One of the most popular landmarks in Basel, The Museum Tinguely houses works by Jean Tinguely (1925-1991), one of Switzerland’s most noted artists of the 20th century. Tinguely was famous for his moving mechanical sculptures. The largest collection of his work, the exhibition presents works that span four decades.
Exhibitions featuring a wide range of artists based on Tinguely’s style are held regularly with works by contemporaries such as Marcel Duchamp, Kurt Schwitters, Arman, Yves Klein, Niki de Saint Phalle, and are presented.
A work of art itself, the museum was built on the Rhine River by Ticino architect Mario Botta. Visit the museum at Paul Sacher-Anlage 2, 4002 Basel. Admission is free with an Oberrheinischen Museum Pass.
Learn history right where it happened at Museum Aargau, a collection of structures that includes the Lenzburg, Wildegg, Hallwyl, and Habsburg castles, the Legionnaire’s Path, the Königsfelden monastery, the Egliswil collection center, the museum at the Roman camp of Vindonissa, and the industrial culture TOUR Abach.
Each structure is a monument to history For example, the Lenzburg castle is a museum on knighthood and nobility.
The grounds are expansive, and all of the castles are surrounded by vineyards and gardens. The castles house exhibits and artifacts representing 11 generations of dukes, counts, and adventurers. Each castle has even more buildings, gardens, and farms. Historic horticulture is presented at the Wildegg Castle. The Roman camp is now an adventure park.
Visit Museum Aargua at Effingerweg 65103, Wildegg.
One of the most interesting places to visit in Lucerne, the Verkehrshaus Der Schweiz is a museum of all modes of transportation and includes basically any vehicle that is used for travel from motorcycles to locomotives. The one-of-a-kind museum opened in 1959.
Learn the history of automobiles, planes, trains, ships, and even spaceships at numerous exhibits, and theme parks. Simulators give visitors an idea of what a ride is like. The collection includes over 3,000 items presented on 20,000 square meters of space.
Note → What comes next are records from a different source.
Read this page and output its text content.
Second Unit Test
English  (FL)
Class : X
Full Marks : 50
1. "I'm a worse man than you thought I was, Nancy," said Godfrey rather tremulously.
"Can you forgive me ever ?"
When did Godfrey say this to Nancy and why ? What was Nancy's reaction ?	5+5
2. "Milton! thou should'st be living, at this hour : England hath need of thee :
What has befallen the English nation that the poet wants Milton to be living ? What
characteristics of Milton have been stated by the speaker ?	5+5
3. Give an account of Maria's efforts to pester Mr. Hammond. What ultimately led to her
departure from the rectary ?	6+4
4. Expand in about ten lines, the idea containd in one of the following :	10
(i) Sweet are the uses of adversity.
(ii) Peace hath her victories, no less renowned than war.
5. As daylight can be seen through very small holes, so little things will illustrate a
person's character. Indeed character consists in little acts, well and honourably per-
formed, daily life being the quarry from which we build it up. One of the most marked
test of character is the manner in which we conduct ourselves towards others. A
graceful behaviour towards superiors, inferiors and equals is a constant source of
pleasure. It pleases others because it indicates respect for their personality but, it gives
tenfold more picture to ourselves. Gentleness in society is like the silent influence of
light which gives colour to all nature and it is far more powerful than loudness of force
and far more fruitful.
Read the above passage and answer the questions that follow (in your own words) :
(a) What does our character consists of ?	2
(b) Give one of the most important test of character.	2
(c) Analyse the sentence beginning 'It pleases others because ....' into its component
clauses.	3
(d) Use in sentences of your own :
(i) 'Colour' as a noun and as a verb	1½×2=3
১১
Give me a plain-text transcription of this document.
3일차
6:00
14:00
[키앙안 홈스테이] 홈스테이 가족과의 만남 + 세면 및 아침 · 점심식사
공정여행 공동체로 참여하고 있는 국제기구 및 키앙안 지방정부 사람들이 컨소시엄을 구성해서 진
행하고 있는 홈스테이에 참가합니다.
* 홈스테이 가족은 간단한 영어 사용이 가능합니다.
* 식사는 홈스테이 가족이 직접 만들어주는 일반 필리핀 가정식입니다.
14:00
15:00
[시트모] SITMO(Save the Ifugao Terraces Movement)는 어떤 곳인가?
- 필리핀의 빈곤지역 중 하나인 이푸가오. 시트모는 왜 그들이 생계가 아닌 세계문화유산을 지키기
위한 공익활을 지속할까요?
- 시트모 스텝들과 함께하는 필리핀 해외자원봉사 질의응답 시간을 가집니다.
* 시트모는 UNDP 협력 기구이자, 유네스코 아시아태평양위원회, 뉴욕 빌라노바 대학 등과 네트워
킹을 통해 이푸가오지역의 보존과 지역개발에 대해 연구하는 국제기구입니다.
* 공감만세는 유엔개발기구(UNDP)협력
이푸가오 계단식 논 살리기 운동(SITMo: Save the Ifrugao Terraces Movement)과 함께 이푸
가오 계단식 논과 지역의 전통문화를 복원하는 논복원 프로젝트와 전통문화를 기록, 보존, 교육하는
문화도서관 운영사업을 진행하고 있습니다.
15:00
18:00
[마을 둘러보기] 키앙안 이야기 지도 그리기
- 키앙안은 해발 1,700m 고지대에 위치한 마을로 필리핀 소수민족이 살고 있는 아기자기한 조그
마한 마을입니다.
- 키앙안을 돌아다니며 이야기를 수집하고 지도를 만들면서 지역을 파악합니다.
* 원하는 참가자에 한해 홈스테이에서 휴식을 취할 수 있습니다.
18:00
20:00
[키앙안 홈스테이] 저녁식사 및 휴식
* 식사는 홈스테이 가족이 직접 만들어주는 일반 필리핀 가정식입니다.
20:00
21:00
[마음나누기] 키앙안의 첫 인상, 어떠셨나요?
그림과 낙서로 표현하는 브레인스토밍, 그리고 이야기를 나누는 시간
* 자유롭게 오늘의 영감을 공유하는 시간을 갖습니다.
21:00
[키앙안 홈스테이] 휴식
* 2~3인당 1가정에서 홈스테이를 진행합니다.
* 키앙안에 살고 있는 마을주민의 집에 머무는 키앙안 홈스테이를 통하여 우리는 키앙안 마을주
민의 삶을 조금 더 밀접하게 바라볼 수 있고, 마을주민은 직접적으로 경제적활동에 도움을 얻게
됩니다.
One of the most extensive transportation museums in Europe, Verkehrshaus Der Schweiz also features unique attractions such as a state-of-the-art planetarium, film theatre, Swiss Chocolate Adventure, and Media World. The film theater shows documentaries in XXL format on a huge screen. The Swiss Chocolate Adventure is a multimedia journey showing how cocoa beans are made into chocolate.
A large outdoor area with a lake and playground equipment makes a day at this museum an adventure. Find ot at Lidostrasse 5, 6006, Lucerne.